What had started in a moment of frustration led to a long string of bad decisions.
At least, that’s what my attorney was going to say.
I didn’t really care what he was going to say but was glad that I’d get out faster than if I hadn’t agreed to the plea bargain.
They don’t know…nor would they understand the sentiment…that it was pure joy watching the aftermath of my efforts.
I just regretted that I couldn’t stick around to watch it in person.
I figure, what the heck, there’ll be a mess any way I look at it, so why not have some fun with it?
Nobody was hurt, which is why I think they took so long to find me.
No apparent motive, so no idea where to look.
It’s not like there’s some institution out there watching for some signs of it. Heck, I think they even talked about naming a new syndrome after me – post modern hysterical something or other.
How cool is that! I can’t remember what it was exactly, but it did sound impressive.
Seems like I did something right in my life after all!
It all started that one winter. Everything was frozen for weeks, and with sub-zero temps for many of those nights, things started to happen.
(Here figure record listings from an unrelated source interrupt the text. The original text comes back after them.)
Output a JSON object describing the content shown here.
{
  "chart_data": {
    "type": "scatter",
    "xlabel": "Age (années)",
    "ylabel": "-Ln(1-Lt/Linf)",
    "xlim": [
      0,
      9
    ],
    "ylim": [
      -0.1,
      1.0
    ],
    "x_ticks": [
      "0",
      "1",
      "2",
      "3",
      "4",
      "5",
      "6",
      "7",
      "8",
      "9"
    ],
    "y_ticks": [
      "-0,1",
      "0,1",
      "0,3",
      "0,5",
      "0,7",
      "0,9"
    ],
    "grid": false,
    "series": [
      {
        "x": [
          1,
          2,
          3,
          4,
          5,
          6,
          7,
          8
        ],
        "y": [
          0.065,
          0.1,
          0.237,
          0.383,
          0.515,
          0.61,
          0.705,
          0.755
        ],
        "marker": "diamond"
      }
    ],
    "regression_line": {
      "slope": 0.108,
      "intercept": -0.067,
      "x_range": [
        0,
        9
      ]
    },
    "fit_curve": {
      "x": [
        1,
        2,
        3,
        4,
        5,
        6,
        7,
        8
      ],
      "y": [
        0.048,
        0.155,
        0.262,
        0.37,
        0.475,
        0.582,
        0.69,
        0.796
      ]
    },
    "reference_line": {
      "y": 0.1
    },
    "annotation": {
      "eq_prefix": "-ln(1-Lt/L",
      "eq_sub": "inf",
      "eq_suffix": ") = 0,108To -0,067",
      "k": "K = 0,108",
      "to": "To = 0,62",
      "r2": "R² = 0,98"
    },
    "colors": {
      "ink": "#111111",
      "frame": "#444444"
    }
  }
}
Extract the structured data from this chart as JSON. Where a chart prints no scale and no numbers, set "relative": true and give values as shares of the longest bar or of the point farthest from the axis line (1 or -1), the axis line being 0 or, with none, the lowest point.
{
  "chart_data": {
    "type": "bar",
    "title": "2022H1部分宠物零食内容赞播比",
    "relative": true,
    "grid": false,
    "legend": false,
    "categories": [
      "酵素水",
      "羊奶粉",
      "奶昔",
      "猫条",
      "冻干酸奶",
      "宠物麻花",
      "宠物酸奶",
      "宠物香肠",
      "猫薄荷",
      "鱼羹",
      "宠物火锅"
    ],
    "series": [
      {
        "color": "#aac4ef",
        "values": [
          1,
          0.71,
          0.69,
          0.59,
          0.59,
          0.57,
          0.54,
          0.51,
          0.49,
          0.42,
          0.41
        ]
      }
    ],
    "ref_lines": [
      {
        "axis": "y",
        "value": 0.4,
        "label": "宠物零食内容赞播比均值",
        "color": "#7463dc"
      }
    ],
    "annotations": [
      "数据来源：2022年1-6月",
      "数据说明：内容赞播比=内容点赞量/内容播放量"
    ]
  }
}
The ancient septic system in our house didn’t approve of the ice cold water running through the pipes, and overnight a large block of ice formed in what we’ve affectionately come to call “shit creek”.
Of course, any plumber can tell you what happens when the stuff can’t get to where it’s supposed to go…it goes where it wants to go!
Which in our case, meant the toilets would back up at least once every day.
Both of them.
So what’s a housewife to do?
Stand guard all day by the toilets to make sure her kids don’t use too much toilet paper or clog the toilet with their…?
Housewives, you know what I mean!
My husband didn’t see it at first. When the cops showed up to take their report they assumed that my husband had been careless with his inventory, but he showed them the paperwork and opened the cache for them to compare.
Everything seemed in order, so they chalked it up to some random vandalism and called it a day.
I should have been more careful – if I had, I’d probably still be doing it, I’ve got to admit, but that’s the breaks.
I knew that it was wrong, but it was just so much fun. I felt vindicated every time I did it. In their heart of hearts, I know a lot of people would agree with what I did, they just didn’t have the nerve…or maybe the thought never occurred to them, who knows?
One day I was in IGA and overheard old man Timmons talking to Mrs. Jones as she was picking over the fruit. “I know what you mean…the neighborhood just isn’t the same. Why in my day, that kind of thing never happened.” I saw him shrug, “Guess they just don’t make ‘em like they used to…”
That made me smile.
Unfortunately, it wasn’t long after that conversation that the cops started looking my way.
The last time, just like the other times, I waited until the kids were on the bus and Tom had left for work.
I’d decided that the Andersons’ house would be next.
I’d just placed the putty under the basin rim when Tom pinged me.
He’d forgotten his lunch and asked me to drop it off at work.
When I met him at Dozers’ he wasn’t alone – he was surrounded by cops, all of them staring at me.
I found out later that Tom had been under investigation for the vandalism, but when the cops received a call from Karen McNaulty, they shifted their focus to me.
You see, I didn’t know that Karen had installed a bathroom cam in her home…I mean, who puts a camera in their bathroom anyway? If you ask me, they should investigate that household…
So anyway, when the recording showed the toilet explode shortly after I’d placed something in it, they knew they’d found their vandal.
It was time.
“You’ve been sentenced to 3 years house arrest and ordered to pay restitution for your crimes. You’re hereby also ordered to 30 hours community service at the Atlanta Visitor Information Center.”
The sound of the gavel hitting its mark shot chills through me.
More toilets and no plastic explosives…what’s a housewife to do?